In the two weeks since Hartford HealthCare’s East Region mobile testing van has been on the road providing coronavirus testing to the public, more than 600 swabs have been taken. Of those, about 15 results came back positive.

The van, which can be found at Windham Hospital four mornings a week, in Plainfield two afternoons a week, and then at various sites around New London and Windham counties one day a week, is bringing corona testing to populations that might otherwise struggle to get tested.

“The response from the community has been tremendous,” says Lisa Hageman, regional director of Preventive Medicine and Community Health. “We are seeing a lot of gratitude for bringing testing to where there has not been a lot of it available.”

The process associated with the van is quick and easy. A person can either register online in advance, or simply walk up that day. In Norwich on June 10, the van was parked at St. Vincent de Paul Place on Cliff Street, an organization that provides a soup kitchen and food pantry to the community. About 50 people had pre-registered through St. Vincent de Paul, and another 50 were walk-ins.

Inside the van are HHC registration personnel and a healthcare provider. On this day, the provider was a pharmacy resident, and his job is to write the test orders for the walk-up patients.

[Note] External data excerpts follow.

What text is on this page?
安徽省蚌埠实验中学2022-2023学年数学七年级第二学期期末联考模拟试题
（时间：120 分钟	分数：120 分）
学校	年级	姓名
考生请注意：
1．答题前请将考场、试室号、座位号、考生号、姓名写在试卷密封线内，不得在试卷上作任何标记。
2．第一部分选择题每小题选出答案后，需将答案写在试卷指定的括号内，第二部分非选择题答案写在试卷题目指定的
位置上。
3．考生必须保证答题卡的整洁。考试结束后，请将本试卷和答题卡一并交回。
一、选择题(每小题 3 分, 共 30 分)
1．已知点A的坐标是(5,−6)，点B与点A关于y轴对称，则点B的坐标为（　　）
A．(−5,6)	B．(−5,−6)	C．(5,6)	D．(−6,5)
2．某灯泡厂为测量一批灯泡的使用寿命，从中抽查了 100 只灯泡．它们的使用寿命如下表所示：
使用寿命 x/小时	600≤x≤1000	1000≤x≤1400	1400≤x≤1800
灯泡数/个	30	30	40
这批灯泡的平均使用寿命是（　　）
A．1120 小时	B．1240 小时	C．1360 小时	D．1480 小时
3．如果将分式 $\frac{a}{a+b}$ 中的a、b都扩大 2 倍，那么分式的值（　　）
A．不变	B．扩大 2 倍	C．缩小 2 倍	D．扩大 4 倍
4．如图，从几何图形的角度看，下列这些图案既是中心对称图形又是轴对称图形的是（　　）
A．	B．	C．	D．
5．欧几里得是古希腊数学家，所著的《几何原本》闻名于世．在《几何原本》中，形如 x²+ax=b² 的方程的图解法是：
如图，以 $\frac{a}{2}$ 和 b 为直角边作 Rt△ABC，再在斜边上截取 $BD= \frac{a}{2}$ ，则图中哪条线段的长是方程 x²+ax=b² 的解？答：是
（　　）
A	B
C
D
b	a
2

From start to finish the process takes only a few minutes. Each swab team is made up of two people — the swabber and the assistant. The best news in corona testing right now is that the testing is now done in the anterior nasal area inside the nose (right inside the nostrils). Each nostril is swabbed for 15 seconds. It’s a much less invasive test. Each sample is placed in a cooler, and the lab team comes by hourly to pick up the tests at the mobile site and bring them for processing.

Each person is given an information sheet and told they will be called only if their test is positive. Additionally, Hageman provides face masks donated to HHC by community sewers to individuals who either don’t have a face covering or have an inferior one.

One such recipient of a pretty new floral mask was Sarah Welch of Baltic. She came to get tested because she had recently returned from a month in Florida visiting family, and was returning to her job at Dunkin’ Donuts in Preston.

“In Florida, they aren’t doing anything that we are doing up here,” she said. “No social distancing, not sanitizing, not wearing masks, everything is open. So I wanted to make sure that I didn’t bring it back with me. Since I work in food service, I’d rather be safe than sorry.”

Daisy Clay of New London came to the mobile site in Norwich because she works at New London’s Homeless Hospitality Center, and staff was told to get tested. She kept putting it off because she’d heard the swabbing was painful and invasive. This new method, she said, was “beautiful, wonderful.”

Michele Pendleton is an EMT from Griswold who heard about the testing at St. Vincent de Paul through Facebook. “It was much easier than I thought,” she said. Because she works in healthcare, and has a new baby granddaughter with some health issues she wanted to make sure she did not have the virus.

John Wood also heard about the mobile testing from St. Vincent de Paul, where he goes a couple times a week for meals and food. He doesn’t have a car, the 63-year-old noted, so a drive-through clinic wouldn’t work for him (all HHC drive-thru clinics accept walk-ins as well). “Being able to walk here, and it being free, that’s why I came,” he said.